The Cameroon Cataract Development Impact Bond is an example of a new way of funding eye health care in LMICs through a pay-for-performance loan. It is being used to address avoidable blindness through the provision of 18,000 cataract surgeries in Cameroon over the next five years.

This is a type of Development Impact Bond, a results-based contract in which investors provide financing upfront, and outcome funders repay the investors according to the success of the intervention. In an environment where resources are scarce, these instruments offer a promising new solution for more effective, efficient financing.

The initiative is led by an eye health sector partnership, which provided a $2 million loan to the Magrabi ICO Cameroon Eye Institute, financed by the U.S. International Development Finance Corporation (formerly the Overseas Private Investment Corporation) and the Netri Foundation. The implementing organisation is the African Eye Foundation; the outcome funders are Conrad N. Hilton Foundation, The Fred Hollows Foundation and Sightsavers; and the bond is managed by Volta Capital. A cross-subsidisation pricing model is used to provide quality cataract treatment services to the poor at low or no cost, while raising revenue from wealthier fee-paying patients. The hospital aims to be financially self-sufficient in five years.
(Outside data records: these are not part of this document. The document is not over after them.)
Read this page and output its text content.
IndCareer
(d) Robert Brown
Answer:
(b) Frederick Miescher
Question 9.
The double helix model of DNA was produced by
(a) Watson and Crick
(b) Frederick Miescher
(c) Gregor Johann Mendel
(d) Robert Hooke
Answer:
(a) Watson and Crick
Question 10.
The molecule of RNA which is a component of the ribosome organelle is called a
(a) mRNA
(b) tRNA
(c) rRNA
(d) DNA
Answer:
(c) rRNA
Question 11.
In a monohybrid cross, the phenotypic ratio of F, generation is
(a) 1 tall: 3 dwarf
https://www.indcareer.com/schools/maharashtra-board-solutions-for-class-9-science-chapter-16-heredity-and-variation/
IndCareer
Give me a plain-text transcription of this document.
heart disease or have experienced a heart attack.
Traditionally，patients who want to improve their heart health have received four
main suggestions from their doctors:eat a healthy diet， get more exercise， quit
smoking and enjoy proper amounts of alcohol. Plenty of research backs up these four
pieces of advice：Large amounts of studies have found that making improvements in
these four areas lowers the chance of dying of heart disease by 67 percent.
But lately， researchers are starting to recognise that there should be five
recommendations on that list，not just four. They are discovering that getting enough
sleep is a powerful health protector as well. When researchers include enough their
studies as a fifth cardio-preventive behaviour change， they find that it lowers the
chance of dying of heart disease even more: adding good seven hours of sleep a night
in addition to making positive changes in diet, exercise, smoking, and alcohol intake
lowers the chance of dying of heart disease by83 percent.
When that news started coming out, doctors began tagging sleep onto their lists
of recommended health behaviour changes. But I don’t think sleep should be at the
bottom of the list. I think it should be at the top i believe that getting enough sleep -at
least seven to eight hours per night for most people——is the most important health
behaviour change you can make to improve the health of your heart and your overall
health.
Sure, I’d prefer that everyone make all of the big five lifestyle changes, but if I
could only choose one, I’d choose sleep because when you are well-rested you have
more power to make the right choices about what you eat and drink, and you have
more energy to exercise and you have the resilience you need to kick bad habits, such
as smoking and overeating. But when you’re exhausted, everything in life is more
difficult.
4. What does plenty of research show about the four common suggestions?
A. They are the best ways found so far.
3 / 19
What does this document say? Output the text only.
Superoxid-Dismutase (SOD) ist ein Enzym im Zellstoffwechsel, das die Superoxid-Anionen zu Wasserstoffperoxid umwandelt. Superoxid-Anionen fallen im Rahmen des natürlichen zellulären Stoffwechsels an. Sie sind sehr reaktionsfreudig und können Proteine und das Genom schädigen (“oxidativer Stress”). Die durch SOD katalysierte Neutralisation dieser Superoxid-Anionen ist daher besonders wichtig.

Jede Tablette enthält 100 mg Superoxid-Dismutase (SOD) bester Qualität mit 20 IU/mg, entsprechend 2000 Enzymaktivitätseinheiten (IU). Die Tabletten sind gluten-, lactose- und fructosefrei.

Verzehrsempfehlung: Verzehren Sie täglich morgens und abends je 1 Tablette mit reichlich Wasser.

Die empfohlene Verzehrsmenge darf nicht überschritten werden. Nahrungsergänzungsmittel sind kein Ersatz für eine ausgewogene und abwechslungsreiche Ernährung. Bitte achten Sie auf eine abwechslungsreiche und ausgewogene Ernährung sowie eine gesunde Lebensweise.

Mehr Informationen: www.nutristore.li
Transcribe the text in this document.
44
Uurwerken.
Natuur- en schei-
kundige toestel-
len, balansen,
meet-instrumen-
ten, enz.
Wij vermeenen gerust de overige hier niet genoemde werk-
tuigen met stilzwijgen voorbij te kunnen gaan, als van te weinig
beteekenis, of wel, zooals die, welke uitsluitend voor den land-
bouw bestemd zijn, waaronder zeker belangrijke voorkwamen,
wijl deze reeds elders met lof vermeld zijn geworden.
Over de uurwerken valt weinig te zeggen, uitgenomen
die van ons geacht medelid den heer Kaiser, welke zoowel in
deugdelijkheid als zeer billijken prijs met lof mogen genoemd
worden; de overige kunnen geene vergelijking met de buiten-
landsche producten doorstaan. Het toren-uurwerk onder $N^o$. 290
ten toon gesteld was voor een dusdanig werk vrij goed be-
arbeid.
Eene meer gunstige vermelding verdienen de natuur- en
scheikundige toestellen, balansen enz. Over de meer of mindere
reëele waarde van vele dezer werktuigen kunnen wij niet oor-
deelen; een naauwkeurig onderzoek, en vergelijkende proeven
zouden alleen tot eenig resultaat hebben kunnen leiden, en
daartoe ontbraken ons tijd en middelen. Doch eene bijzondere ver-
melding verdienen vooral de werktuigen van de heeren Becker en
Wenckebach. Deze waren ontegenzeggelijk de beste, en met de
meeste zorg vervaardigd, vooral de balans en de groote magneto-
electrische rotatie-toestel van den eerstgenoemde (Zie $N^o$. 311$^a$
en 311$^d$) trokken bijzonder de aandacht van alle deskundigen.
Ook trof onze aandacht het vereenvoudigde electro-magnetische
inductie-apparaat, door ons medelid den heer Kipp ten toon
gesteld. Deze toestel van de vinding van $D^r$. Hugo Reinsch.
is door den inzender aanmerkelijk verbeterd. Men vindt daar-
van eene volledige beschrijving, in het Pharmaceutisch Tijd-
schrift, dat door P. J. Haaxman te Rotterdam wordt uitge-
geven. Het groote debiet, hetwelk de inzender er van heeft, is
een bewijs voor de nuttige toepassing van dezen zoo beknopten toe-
Launched in March 2018, during the first year the hospital screened 54,000 people for cataract and performed 2,300 vision-restoring cataract surgeries. Staff at the hospital, including ophthalmologists and nurses, also received training and mentoring. The quality of operations exceeded WHO benchmark standards (80% achieving 6/18 or better), with 92% of patients able to see 6/18 or better following their surgery.1 Financially, the hospital is performing better than anticipated after its first year and is on track to become financially sustainable within five years.

 

 

  1. Spaan E, Mathijssen J, Tromp N, McBain F, ten Have A, Baltussen R. The impact of health insurance in Africa and Asia: a systematic review. Bull World Health Organ 2012; 90(9): 685-92.